House Energy and Commerce Chairman Henry Waxman (D-Calif.) and Rep. Bart Stupak (D-Mich.), chairman of the panel's subcommittee on oversight and investigations, wrote letters Monday to more than 50 of the nation's largest insurers informing them that the committee "is examining executive compensation and other business practices in the health insurance industry." They requested detailed information on the compensation packages of the companies' highest-paid employees, as well as information on the companies' boards, conferences and events they sponsored, the profitability of the individual health-care products they sell and revenues earned through government programs like Medicare and Medicaid.

The health insurance companies have long been the target of demonization by the White House and now Democrats are looking to investigate them in an investigation that is open ended in an attempt to put the screws to them.

The problem is that there simply aren't enough arms to twist to get this passed. They're losing the Blue Dogs.

Rep. Gene Taylor, D-Miss., at a town hall meeting in Moss Point Monday night, said, per the Associated Press, "I would hope that everyone in this room knows by now that I am not going to vote for the health care plan."

Says Rep. Jim Marshall, D-Ga., according to the Gwinnett Daily Post, "As the bill stands right now, I would have to vote 'no' until we get a better handle on the costs.
I am adamantly opposed to throwing more money at the current system."
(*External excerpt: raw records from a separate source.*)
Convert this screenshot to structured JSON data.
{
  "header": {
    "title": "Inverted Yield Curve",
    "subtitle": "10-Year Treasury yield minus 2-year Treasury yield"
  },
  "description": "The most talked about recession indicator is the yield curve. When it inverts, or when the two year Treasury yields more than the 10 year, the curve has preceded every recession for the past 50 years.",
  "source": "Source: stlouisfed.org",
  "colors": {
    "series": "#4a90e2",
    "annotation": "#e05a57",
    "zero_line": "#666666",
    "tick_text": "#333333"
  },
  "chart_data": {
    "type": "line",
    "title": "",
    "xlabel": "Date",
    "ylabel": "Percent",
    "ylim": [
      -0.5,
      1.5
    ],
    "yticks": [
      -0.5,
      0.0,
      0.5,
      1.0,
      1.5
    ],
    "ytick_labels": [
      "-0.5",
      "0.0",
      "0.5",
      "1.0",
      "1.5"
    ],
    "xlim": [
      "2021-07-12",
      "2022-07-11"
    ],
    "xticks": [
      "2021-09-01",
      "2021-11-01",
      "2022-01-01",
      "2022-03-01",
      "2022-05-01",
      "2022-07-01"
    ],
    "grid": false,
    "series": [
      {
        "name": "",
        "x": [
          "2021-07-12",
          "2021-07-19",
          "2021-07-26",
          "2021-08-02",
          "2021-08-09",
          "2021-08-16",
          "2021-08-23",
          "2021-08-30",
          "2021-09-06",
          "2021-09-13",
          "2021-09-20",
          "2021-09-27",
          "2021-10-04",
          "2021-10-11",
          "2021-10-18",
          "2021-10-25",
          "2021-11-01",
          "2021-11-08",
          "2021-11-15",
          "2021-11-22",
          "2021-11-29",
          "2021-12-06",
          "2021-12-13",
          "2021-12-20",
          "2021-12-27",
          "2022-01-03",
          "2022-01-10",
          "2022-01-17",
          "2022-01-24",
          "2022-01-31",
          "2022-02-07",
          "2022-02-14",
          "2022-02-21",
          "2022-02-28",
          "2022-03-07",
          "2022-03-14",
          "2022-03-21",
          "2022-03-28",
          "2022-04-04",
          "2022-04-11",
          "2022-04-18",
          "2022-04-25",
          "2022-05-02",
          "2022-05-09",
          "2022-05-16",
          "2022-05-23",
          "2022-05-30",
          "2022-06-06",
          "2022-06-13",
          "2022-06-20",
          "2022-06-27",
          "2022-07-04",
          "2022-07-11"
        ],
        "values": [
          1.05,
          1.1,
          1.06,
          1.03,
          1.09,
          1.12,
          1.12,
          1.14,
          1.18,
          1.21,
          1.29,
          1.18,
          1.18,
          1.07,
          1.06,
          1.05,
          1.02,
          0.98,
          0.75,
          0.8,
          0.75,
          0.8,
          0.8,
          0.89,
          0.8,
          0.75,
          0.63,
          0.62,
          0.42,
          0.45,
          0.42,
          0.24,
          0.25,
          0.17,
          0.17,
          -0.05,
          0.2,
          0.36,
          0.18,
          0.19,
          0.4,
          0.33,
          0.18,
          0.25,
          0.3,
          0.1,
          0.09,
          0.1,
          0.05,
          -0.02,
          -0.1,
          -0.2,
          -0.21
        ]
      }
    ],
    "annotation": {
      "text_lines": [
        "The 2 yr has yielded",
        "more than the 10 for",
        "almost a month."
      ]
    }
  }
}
During a town hall teleconference Tuesday night, Rep. Travis Childers, D-Miss., said "he would not vote for a House health care reform bill in its current form," a Memphis TV station reports.Rep. Charlie Melancon, D-Louisiana, said "it's appearing more likely that he’ll break with his party and oppose President Barack Obama’s controversial health-care plan should it come to a vote on the House floor," reports Houma Today.

Melancon said he is "still concerned about how the bill, in its current form, will affect individuals and small businesses in south Louisiana. Patient choice comes from competition in the marketplace, and I am concerned that the public option, as designed, would unfairly undercut anything the private sector could offer.”

There's about fifteen Blue Dogs mentioned in the article either firmly against the plan or leaning that way. Representative Massa of New York was on Fox News this morning also coming out against the bill because it isn't liberal enough.

There's 52 Blue Dogs and all are serious candidates to vote against the bill. Only 39 of them would have to vote against the bill to kill it in House.

In the Senate, before the bill could be jammed through, the rules would have to change, or the bill would have to be revenue neutral. By making it revenue neutral, that would hamstring the way in which the legislation could be crafted. (in a way that is technical and far too complicated to explain here) If the Democrats were to change the rules, however, and simply make it a majority vote to pass that would set off chaos. For instance, Robert Byrd, who created the so called reconciliation rule, has said that he would not accept ramming this bill through in such a way.

Furthermore, there are fifteen Senators in the Senate that are the Senate's version of the Blue Dogs. Most of these folks are not going to accept a health care bill that is jammed into the Senate by changing the rules on a bill that is overwhelmingly disapproved by the public at large.

So, what d we have? The White House is trying, and will try, every dirty political trick and tactic in order to ram health care through. How's that for a "new kind of politics"? Yet, after all of that, they will still fail to pass anything. They don't have the votes to pass this. Moderate Democrats have to face a moderate, if not conservative, constituency. Here's the bottom line. There aren't enough dirty tricks, heavy handed tactics, and arms to twist to pass this bill. The bill is a monstrosity. It creates 53 new regulators. It's 1017 pages of inexplicable language. It's a web of government bureaucracy, control, and interference. There's no amount of Chicago style politics that will change that. So, if the president intends on using every dirty trick he learned in Chicago to ram this through, he can try. He will still, however, fail to pass the bill.